You still haven't indicated how my viewpoint or previous posts propagated bigotry and ignorance
You state:
The issue you raise I don't feel are the real issues. There will be good and bad in any profession. The real issue is "bigotry and ignorance". And you are propagating it.

You also posted:
One walking a patient down the hallway or wheeling a chair is not degrading.
I agree that it is not degrading, but it certainly isn't physical therapy. It is WALKING. I can teach my 13 year old nephew to do that with a patient. I'm not sure if you have ever worked in the hospital setting before, but I think that this kind of thing happens way too often, which can lead to the type of misconceptions that have really caused quite a stir in this thread.

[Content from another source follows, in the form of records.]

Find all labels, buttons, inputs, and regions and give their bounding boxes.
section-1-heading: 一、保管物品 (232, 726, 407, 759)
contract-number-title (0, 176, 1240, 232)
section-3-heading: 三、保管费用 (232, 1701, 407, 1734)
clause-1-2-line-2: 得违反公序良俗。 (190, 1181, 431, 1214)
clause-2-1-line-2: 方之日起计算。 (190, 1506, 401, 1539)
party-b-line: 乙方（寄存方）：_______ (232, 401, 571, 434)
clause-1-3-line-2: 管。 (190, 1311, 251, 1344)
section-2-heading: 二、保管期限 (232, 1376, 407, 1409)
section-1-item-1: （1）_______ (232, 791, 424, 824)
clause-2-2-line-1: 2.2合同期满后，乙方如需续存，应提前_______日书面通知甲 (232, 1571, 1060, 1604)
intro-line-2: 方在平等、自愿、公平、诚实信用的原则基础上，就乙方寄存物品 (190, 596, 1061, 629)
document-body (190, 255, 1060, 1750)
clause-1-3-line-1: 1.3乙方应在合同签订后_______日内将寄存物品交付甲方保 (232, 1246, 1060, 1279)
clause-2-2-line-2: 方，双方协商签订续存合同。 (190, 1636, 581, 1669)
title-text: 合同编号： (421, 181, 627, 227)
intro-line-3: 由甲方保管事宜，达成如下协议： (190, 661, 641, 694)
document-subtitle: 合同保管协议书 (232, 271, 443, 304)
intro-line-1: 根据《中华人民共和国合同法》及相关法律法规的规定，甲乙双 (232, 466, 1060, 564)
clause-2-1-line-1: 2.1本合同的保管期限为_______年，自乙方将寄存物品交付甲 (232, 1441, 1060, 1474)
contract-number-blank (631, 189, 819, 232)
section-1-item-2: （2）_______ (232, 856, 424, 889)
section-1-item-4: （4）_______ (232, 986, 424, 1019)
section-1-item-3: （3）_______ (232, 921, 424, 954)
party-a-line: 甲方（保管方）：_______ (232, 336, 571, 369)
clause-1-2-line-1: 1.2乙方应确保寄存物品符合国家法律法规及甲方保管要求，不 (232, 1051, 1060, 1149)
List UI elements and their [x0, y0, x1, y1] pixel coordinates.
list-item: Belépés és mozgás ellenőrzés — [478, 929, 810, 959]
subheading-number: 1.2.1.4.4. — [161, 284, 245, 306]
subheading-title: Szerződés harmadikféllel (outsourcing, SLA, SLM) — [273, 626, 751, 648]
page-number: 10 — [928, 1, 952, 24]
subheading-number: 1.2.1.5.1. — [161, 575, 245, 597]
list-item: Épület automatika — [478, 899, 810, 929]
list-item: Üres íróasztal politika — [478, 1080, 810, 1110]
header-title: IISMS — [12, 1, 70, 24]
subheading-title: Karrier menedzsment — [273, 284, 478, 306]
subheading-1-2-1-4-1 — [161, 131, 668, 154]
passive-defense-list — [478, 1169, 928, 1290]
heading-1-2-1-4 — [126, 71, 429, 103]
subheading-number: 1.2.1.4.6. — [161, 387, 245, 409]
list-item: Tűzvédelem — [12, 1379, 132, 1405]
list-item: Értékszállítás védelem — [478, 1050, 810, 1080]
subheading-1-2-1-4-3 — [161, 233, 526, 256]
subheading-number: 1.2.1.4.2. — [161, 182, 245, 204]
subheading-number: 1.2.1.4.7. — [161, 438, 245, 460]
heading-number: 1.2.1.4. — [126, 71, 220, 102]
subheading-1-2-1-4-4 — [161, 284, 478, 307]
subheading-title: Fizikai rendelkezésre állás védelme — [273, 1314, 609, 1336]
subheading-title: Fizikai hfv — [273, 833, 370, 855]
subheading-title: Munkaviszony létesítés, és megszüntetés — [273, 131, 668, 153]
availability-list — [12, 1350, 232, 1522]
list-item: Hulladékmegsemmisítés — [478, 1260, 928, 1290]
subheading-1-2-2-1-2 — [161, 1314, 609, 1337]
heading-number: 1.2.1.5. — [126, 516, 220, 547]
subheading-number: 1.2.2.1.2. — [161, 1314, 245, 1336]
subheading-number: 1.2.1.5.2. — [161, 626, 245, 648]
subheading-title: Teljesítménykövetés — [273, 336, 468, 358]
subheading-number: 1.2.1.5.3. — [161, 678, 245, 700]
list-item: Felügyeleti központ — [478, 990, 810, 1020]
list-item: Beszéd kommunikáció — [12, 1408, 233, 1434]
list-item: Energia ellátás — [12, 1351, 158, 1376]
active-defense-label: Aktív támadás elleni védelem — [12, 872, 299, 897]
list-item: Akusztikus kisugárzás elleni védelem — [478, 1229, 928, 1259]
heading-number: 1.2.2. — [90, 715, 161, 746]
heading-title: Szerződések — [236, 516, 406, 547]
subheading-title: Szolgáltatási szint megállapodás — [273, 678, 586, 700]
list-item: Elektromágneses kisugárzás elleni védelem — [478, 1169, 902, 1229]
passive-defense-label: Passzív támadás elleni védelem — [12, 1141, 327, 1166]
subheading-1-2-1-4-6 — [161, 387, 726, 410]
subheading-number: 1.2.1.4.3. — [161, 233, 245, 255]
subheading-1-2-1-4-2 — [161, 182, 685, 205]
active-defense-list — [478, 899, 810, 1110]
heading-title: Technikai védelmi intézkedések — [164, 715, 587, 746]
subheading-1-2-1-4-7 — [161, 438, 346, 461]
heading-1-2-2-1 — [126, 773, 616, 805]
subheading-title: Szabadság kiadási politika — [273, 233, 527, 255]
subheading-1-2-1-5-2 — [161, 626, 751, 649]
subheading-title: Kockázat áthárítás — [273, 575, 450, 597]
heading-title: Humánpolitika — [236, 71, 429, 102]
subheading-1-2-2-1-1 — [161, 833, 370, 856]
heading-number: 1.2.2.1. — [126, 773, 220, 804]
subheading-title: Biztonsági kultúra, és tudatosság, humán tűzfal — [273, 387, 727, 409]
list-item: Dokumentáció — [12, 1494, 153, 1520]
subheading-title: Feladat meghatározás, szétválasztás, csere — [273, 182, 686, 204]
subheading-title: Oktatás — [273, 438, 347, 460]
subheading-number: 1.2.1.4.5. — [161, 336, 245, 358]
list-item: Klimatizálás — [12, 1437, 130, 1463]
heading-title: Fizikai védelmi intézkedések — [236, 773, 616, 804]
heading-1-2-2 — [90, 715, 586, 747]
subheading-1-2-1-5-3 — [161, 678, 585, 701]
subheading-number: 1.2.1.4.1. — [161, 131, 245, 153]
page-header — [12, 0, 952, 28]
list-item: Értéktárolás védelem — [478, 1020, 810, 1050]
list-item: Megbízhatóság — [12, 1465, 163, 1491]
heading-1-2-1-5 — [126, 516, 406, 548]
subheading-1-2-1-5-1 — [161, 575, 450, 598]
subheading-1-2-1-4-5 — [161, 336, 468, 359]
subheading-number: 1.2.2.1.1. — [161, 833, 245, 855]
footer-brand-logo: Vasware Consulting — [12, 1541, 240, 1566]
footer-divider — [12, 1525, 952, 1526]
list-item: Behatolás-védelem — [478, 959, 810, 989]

Does PT have a place in the hospital? Absolutely. Should it be as a really expensive "patient walker?" Nope. In 2007, Anthony Delitto,PT, PhD, FAPTA, engaged in The Rothstein Debate at the APTA National Conference and Exposition. It was entitled "Should Physical Therapists Practice in Acute Care Settings?" his argument was essentially that we (PTs) might have a place in Acute Care, but we'd better start proving our worth, and proving that we positively impact patient outcomes in a meaningful way, or we are giong to be pushed out of Acute Care. I couldn't agree more.

http://physicaltherapyjournal.org/cgi/issue_pdf/backmatter_pdf/87/5.pdf

We should be proud of who we are as a profession and not be afraid to call out those who belittle us.
I agree. I also think we shouldn't be afraid to call out those within the profession who drag us down.

Calling his prejudices is more appropriate than raising what is flawed with our profession.
Your opinion. I have chosen to do both because, as I have intimated previously, I think the problem is multi-factorial.

I'm enjoying the discussion. I hope others are as well.